Thai Raksa Chart may also help ease tension within Pheu Thai, where some members are not keen on working under Khunying Sudarat Keyuraphan, who was recently chosen as chair of the party's committee overseeing its election strategy.
Competition among party members vying to run in the constituencies is believed to be fierce. Thai Raksa Chart may accommodate those who are seeking to contest the constituency system but are unable to find space to do so under Pheu Thai's banner.
As an established party, Thai Raksa Chart does not have to wait to be newly registered with the Election Commission. It was renamed from Thai Ruam Phalang on Oct 7.
Abhisit in pole position
Abhisit Vejjajiva is expected to be re-elected as Democrat Party leader tomorrow when the party holds a general assembly to elect a new board of party executives, a party source said.
The source said Mr Abhisit had gained at least 70% of the votes from party members who voted online from Nov 1-9, taking a comfortable lead over the other two contenders in the party leadership contest -- former party deputy leader Alongkorn Ponlaboot, and former Democrat Phitsanulok MP Warong Dechgitvigrom.
Thailand's oldest political party introduced a nationwide electronic voting system for party members on Nov 1 to help elect its new leader.
Although the results of the e-vote only serves as a pointer of each contender's popularity, the outcome of the e-vote will be taken into account during the actual vote at the general assembly tomorrow.
The source also said that most party members believed that Mr Abhisit, who has been at the party's helm for almost 14 years, still deserves to remain their leader and that no one else is more suited for the post than him at this stage.
However, the party members also expect Mr Abhisit to change his leadership style and be more decisive as there are many tough political tasks ahead, the source said.
Most importantly, Mr Abhisit will have to shoulder the responsibility of leading the party to victory and win a majority of House seats in the general election which is expected to take place in late February.
The Democrat Party has never been victorious in previous elections following the emergence of the now-defunct Thai Rak Thai Party led by Thaksin Shinawatra in 2001.

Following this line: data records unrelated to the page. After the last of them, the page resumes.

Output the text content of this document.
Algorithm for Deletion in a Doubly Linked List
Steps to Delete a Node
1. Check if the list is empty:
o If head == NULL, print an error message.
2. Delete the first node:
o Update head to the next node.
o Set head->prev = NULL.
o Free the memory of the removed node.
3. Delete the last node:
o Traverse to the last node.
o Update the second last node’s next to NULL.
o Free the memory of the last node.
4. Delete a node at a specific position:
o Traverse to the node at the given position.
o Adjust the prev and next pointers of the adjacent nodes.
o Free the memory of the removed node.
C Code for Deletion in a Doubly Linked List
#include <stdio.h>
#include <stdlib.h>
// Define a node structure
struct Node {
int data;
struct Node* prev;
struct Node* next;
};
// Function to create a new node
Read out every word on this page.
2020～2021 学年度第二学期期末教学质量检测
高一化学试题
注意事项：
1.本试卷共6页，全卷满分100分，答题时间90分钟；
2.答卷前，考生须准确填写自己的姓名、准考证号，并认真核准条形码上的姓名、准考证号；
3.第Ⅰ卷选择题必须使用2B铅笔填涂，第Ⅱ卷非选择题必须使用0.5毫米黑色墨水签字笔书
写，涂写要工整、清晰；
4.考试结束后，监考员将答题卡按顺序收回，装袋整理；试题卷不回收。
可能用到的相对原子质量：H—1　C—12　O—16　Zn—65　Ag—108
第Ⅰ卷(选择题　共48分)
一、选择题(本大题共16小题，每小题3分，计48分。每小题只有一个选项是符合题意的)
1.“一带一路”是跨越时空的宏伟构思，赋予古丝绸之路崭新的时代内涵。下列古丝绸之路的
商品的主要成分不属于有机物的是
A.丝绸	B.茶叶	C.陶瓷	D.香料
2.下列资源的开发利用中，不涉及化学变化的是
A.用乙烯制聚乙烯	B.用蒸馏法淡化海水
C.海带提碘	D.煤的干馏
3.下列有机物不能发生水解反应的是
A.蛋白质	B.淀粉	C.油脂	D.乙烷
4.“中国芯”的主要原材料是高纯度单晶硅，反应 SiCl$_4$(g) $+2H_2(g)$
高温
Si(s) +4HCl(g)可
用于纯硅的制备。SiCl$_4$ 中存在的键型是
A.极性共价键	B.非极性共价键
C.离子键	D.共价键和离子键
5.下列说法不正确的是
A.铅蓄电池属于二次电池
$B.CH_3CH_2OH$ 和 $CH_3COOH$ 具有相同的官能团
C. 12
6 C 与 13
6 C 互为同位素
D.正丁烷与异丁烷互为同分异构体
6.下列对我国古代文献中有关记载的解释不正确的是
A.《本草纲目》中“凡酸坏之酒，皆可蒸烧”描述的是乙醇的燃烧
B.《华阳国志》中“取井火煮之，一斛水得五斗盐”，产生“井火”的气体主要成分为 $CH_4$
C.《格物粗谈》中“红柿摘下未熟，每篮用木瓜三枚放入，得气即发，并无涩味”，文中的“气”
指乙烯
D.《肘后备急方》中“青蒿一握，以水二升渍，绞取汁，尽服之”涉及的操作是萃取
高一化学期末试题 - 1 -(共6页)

Even though Thai Rak Thai was later dissolved, several of its incarnations -- the People Power and Pheu Thai parties -- still won poll victories in subsequent elections.
Mr Abhisit became prime minister in December 2008 with the support of Buri Ram politician Newin Chidchob, who broke away from Thaksin.
Mr Newin co-founded the Bhumjaithai Party and lent his support to the Democrat Party. Bhumjaithai, together with "Friends of Newin" politicians, voted in the House to support Mr Abhisit to become prime minister.
However, the source admitted the Democrat Party still has a slim chance of victory in next year's poll over its rival, Pheu Thai.
The Democrats may have to settle for second place in the poll with at least between 130-160 House seats.
Pheu Thai and Thai Raksa Chart will work side-by-side in the next poll to capture the most seats from the constituency and party-list systems, according to a Pheu Thai source.
Concerns have mounted within Pheu Thai that it might not capture any seat on the party list on account of the new electoral method.
Under the poll system, parties that win MP seats in the constituencies will not get MPs under the list system.
However, parties that lose in the constituencies will see their votes tallied up. If they have enough votes, they will earn party-list seats.
Pheu Thai's poll strategy is to collaborate with Thai Raksa Chart, a party that has already been registered with the Election Commission for some time.
Thai Raksa Chart, which is likely to count Pheu Thai defectors among its members, will be suited for raking in the "loser votes", which would translate into list seats.